Es handelt sich um ein Verbrechen des kommunistischen totalitären Regimes gegen seine eigenen Bürger. 


Die Katastrophe von Tschernobyl betraf jeden Menschen nicht nur in der UdSSR, sondern, wie ich bereits erwähnt habe, in der ganzen Welt. Für die Strahlung gibt es keine "Staatsgrenze" oder "Staatsbürgerschaft"; es spielt keine Rolle, ob man ein Parteifunktionär oder ein unzuverlässiges Element ist.


Ist eine Wiederholung der Katastrophe von Tschernobyl in der Ukraine heute möglich?


Für Putin ist die Explosion des Reaktors in Tschernobyl keine Katastrophe.


Für ihn war die größte Katastrophe des zwanzigsten Jahrhunderts der Zusammenbruch der UdSSR. Für die Reinkarnation der UdSSR 2.0 setzt Russland daher Panzer ein, um in der Umgebung des Kernkraftwerks Tschernobyl Strahlungsstaub aufwirbeln zu lassen, es und das Kernkraftwerk Saporischschja zu beschlagnahmen, Gräben auszuheben und den Roten Wald, das am stärksten verseuchte Gebiet um das Kernkraftwerk Tschernobyl, abzubauen. 

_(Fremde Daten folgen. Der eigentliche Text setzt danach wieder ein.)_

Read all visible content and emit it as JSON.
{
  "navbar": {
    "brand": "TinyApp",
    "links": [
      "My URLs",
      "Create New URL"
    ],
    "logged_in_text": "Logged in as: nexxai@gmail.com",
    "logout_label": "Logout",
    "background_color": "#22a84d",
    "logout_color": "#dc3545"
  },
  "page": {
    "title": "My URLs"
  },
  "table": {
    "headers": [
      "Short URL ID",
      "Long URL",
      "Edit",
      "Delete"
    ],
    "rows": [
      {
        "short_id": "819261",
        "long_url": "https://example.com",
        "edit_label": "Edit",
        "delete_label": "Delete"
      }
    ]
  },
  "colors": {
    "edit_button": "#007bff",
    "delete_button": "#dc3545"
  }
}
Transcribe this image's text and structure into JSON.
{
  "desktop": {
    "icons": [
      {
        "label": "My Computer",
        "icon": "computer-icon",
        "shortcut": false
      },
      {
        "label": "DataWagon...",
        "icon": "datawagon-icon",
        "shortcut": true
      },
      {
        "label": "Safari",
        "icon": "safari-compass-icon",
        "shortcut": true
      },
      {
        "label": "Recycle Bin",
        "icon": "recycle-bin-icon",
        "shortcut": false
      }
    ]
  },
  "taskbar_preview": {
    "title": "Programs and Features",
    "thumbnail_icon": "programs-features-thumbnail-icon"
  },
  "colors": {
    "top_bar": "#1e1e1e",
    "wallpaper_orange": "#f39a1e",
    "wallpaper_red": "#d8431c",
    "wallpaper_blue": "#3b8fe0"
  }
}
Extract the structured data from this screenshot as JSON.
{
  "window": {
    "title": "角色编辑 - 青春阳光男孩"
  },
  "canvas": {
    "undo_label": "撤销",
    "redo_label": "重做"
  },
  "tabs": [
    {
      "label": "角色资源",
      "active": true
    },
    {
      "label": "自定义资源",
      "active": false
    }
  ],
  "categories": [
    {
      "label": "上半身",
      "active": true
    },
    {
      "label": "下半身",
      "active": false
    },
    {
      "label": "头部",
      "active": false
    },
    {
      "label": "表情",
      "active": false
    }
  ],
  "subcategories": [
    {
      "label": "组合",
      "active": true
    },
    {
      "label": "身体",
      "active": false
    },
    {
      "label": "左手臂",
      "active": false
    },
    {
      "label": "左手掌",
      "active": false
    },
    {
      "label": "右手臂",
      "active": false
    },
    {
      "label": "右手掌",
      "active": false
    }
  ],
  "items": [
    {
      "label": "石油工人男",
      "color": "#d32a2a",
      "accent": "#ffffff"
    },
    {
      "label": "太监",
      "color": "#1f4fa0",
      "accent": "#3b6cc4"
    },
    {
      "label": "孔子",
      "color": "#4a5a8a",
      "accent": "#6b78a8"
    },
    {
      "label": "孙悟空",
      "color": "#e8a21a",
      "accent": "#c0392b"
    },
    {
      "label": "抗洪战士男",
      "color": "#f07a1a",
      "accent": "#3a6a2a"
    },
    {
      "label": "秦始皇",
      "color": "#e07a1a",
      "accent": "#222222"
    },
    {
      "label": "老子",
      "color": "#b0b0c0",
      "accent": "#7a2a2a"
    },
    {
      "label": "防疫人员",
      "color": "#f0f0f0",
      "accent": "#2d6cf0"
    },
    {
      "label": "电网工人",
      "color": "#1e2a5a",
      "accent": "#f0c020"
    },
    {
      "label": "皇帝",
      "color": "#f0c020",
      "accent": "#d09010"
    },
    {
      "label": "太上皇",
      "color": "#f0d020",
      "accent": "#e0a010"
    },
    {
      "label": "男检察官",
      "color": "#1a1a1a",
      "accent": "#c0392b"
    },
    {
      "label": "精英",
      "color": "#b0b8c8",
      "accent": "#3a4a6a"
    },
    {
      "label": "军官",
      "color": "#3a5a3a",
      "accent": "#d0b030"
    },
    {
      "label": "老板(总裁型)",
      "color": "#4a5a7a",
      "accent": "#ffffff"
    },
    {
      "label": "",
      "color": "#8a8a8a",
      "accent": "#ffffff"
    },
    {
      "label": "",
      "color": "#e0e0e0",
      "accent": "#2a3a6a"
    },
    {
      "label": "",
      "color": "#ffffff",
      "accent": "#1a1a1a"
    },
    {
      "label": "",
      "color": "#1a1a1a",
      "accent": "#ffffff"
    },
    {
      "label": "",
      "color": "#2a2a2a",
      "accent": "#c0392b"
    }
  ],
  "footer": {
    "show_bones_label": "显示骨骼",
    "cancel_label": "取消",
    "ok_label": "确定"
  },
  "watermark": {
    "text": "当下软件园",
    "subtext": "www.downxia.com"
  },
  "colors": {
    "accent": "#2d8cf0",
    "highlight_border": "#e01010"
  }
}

UND DIE GANZE WELT SOLL WIEDER BLUT HUSTEN. 


Für die russischen Söldner ist die Sicherheit der Kernkraftwerke nicht wichtig, ebenso wenig wie Menschenleben. 


Zum ersten Mal in der Geschichte der Menschheit haben die Nazis ein Kernkraftwerk beschossen - das KKW Saporischschja - und halten es seit über einem Jahr besetzt, indem sie es von der Stromversorgung abtrennen, sein Territorium ständig nutzen, um ukrainische Siedlungen zu beschießen, und ihre Raketen fliegen in der Nähe des Reaktors. Bei seinen Versuchen, die Ukraine zu erobern, hat Putin zum Nuklearterrorismus gegriffen.